Nonempirical Semi-local Free-Energy Density Functional for Matter Under Extreme Conditions

TL;DR

This paper introduces a new semi-local exchange-correlation free-energy functional for density functional theory, accurately modeling matter under extreme conditions across various temperatures and densities.

Contribution

It presents the first systematic construction of a generalized gradient approximation XC free-energy functional based on rigorous constraints, improving predictions for warm dense matter.

Findings

Accurately predicts deuterium equation of state matching path integral Monte Carlo results.

Effectively models pressure shifts in hot electrons and low-density aluminum.

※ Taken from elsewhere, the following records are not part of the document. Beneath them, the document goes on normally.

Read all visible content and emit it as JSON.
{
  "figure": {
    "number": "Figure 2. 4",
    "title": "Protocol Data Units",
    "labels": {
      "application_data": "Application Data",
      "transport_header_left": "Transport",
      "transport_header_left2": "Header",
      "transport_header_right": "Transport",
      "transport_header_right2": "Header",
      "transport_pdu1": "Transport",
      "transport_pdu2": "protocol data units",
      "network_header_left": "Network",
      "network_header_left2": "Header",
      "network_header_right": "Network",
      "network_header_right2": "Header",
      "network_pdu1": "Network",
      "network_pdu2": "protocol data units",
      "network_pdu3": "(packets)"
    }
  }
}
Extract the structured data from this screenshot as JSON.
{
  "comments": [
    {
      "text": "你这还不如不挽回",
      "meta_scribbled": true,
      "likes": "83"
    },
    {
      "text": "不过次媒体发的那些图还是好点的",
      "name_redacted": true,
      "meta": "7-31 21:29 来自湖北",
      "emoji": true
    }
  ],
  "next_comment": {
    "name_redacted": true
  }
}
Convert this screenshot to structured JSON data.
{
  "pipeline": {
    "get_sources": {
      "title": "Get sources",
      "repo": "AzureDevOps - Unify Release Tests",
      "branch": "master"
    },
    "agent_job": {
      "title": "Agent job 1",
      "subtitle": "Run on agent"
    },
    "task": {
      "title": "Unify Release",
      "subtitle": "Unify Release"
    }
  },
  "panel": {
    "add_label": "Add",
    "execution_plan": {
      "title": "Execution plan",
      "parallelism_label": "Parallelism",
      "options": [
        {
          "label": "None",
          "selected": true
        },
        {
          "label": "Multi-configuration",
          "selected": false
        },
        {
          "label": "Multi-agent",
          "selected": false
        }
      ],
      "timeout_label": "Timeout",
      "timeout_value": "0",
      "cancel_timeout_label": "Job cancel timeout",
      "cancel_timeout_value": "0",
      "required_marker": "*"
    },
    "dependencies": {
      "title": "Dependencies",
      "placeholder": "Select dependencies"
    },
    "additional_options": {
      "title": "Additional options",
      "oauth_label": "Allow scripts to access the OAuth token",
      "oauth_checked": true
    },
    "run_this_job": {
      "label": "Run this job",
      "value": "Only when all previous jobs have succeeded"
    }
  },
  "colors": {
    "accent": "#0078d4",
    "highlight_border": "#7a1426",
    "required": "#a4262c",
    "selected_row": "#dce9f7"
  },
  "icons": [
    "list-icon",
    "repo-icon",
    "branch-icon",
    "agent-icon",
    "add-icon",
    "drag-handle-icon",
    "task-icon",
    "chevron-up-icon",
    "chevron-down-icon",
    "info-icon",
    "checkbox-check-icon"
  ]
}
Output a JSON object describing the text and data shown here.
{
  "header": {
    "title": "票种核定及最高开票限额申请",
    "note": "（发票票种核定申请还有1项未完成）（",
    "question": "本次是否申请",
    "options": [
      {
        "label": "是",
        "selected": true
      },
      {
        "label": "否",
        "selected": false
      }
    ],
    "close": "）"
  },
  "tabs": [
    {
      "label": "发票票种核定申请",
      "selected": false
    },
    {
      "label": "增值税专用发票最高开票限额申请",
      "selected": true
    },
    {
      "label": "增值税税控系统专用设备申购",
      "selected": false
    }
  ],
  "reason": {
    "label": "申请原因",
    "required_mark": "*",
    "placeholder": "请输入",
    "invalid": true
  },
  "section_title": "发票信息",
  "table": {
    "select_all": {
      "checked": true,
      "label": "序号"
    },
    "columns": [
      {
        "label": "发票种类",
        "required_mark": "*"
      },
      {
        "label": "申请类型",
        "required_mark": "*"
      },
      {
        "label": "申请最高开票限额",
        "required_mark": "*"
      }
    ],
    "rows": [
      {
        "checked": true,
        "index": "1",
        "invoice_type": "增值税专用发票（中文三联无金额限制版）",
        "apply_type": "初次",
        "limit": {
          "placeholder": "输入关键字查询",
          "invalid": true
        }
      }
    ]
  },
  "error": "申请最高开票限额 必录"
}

Provides correct temperature dependence and known limits in various regimes.

Abstract

Realizing the potential for predictive density functional calculations of matter under extreme conditions depends crucially upon having an exchange-correlation (XC) free energy functional accurate over a wide range of state conditions. Unlike the ground-state case, no such functional exists. We remedy that with systematic construction of a generalized gradient approximation XC free-energy functional based on rigorous constraints, including the free energy gradient expansion. The new functional provides the correct temperature dependence in the slowly varying regime and the correct zero-T, high-T, and homogeneous electron gas limits. Its accuracy in the warm dense matter regime is attested by excellent agreement of the calculated deuterium equation of state with reference path integral Monte Carlo results at intermediate and elevated T. Pressure shifts for hot electrons in compressed static fcc Al and for low density Al demonstrate the combined magnitude of thermal and gradient effects handled well by this functional over a wide T range.